MARY PRATT (Estate), 1935-2018

Biography

I've never wanted to paint what I did not know - intimately and sensuously. The look of things, the feel of things - their ability to arouse me - has led me along the paths you see in my pictures.

MARY PRATT's (1935-2018) career started with an epiphany: light falling on an unmade bed that sparked an erotic charge so powerful that she was driven to try and recreate the image in paint. She saw that unmade bed in her home in 1967. At that moment she decided that she had her subject matter. From then until her death in 2018 she chased light and that ineffable charge that the things of the world conveyed to her.

 

Her initial difficulty was in holding the light, slowing down what were ephemeral effects and momentary impressions. One such impression was a messy dinner table in the early evening light, plates and glasses scattered around, half-eaten hot dogs in their buns, orange peels left over from a hasty dessert course, a bottle of ketchup in the centre of the table. This unlikely scene grabbed her attention and she rushed to get her sketchbook to vainly try and capture what it was that she was seeing. Her husband, painter Christopher Pratt, got his camera and took several slides of the table. Weeks later, the developed transparencies arrived in her studio.

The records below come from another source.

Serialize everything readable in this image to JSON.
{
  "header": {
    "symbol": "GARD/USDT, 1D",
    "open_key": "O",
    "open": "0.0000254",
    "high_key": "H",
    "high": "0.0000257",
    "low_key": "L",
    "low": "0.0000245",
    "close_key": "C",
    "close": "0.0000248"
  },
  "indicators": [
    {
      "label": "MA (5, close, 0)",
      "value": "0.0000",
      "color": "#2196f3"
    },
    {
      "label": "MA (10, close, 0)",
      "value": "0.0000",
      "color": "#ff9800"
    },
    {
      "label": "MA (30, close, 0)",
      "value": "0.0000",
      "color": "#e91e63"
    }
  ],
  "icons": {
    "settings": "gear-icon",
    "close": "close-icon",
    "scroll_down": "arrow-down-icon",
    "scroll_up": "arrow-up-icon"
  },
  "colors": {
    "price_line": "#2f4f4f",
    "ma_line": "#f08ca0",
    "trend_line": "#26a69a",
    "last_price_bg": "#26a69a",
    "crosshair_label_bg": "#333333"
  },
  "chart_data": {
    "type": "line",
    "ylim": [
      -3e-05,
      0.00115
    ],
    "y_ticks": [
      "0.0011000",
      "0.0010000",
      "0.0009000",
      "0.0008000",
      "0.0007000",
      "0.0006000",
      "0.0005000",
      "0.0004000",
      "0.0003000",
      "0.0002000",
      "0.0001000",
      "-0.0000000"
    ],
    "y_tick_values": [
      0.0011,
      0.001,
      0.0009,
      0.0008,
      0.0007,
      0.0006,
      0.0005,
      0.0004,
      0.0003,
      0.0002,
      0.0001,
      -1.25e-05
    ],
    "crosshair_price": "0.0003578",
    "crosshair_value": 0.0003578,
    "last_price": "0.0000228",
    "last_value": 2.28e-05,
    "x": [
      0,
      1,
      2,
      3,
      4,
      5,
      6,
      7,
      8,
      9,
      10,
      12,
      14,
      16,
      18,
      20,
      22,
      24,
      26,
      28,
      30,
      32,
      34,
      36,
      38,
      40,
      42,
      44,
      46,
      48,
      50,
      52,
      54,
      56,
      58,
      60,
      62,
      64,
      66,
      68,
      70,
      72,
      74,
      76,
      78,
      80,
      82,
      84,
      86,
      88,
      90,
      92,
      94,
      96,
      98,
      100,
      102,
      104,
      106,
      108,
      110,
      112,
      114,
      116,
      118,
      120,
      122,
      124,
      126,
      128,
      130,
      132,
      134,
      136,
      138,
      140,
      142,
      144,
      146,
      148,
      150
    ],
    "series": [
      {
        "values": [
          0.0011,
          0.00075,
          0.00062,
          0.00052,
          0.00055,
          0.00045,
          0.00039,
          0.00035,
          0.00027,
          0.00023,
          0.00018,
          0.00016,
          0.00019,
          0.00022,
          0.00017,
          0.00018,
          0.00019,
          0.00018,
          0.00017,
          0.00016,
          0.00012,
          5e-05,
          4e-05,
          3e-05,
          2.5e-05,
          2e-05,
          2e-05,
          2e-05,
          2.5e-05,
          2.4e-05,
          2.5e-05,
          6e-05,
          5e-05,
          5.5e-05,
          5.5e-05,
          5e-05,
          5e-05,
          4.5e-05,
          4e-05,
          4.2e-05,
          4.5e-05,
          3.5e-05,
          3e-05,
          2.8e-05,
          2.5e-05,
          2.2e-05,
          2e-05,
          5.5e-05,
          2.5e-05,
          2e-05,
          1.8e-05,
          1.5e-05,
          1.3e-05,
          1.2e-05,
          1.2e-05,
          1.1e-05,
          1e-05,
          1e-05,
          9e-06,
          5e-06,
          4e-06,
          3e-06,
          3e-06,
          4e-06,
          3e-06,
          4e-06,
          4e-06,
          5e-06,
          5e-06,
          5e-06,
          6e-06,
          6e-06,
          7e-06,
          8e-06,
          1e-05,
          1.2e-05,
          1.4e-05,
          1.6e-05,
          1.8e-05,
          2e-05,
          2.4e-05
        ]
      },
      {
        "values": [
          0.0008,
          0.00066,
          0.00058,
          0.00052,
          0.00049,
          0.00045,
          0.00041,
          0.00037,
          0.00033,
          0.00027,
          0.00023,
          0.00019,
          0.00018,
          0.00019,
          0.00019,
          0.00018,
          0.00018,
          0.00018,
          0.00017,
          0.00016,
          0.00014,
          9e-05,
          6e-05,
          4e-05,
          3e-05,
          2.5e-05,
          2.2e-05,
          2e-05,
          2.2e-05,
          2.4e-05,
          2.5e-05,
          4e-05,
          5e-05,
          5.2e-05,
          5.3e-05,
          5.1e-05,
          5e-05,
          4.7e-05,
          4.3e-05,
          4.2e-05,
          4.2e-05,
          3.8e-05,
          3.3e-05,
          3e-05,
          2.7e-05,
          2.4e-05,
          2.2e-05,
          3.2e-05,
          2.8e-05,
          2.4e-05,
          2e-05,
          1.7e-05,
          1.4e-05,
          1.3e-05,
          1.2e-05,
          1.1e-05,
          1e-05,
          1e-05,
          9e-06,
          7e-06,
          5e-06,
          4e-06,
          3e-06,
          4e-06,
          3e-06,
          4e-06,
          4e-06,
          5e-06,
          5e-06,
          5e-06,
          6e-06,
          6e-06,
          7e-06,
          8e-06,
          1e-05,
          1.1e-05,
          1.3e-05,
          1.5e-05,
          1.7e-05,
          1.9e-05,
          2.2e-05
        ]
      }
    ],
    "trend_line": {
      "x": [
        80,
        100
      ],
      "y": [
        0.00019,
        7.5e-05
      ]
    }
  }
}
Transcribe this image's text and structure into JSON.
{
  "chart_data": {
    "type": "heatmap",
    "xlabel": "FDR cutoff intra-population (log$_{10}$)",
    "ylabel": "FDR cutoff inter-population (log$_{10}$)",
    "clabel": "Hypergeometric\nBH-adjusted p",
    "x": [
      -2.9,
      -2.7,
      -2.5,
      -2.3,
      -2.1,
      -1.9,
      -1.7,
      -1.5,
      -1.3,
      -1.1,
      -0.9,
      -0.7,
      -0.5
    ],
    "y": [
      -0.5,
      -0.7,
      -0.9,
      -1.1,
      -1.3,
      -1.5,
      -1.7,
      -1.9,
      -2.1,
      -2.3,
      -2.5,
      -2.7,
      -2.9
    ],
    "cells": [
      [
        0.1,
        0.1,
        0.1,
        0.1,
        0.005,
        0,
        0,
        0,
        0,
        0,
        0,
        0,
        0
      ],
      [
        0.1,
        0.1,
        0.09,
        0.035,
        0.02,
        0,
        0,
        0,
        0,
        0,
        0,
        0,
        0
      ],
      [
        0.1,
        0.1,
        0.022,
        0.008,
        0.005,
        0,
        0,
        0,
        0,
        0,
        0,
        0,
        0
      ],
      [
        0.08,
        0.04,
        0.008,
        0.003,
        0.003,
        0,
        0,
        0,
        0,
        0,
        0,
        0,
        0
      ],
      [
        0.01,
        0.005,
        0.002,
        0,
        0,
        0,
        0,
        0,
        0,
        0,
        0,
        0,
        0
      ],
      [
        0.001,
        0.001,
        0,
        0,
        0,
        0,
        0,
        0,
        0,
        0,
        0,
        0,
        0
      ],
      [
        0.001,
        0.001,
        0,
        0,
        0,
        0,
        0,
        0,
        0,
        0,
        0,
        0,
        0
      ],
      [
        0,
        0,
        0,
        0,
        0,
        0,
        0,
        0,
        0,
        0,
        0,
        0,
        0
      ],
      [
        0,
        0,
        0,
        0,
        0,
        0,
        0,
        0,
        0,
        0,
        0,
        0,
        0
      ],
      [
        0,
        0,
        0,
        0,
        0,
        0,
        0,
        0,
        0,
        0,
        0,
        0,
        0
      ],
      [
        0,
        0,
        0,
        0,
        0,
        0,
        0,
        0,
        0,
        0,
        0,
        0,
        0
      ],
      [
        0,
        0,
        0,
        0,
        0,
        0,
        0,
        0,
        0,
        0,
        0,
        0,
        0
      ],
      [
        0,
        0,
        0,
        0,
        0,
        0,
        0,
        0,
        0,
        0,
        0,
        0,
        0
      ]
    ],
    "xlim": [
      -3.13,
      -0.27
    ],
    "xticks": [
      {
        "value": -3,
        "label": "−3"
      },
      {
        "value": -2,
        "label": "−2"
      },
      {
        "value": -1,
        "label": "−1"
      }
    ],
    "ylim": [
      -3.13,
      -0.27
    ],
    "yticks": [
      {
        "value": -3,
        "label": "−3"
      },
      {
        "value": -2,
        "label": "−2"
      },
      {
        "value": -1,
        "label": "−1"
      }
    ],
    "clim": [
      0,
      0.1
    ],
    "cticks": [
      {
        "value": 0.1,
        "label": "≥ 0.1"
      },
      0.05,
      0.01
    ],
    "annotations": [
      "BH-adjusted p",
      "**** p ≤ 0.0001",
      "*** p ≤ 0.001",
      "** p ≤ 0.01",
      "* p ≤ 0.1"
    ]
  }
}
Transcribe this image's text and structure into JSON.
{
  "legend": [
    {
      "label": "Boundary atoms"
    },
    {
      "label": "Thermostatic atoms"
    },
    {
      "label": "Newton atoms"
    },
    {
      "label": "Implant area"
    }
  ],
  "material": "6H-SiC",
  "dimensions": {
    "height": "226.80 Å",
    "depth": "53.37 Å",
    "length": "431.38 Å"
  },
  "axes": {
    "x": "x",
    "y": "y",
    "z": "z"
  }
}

They sparked a second epiphany and led her to the technique she would use for the rest of her career. It is the nature of light, after all, to change; to stop it she needed a tool that would record the split-second effect to which she was responding with such intensity. That tool was the camera, loaded with Kodachrome transparency film. Slides, viewed with light pouring through them, could stop light so that Pratt could use her considerable skills to render the images in paint.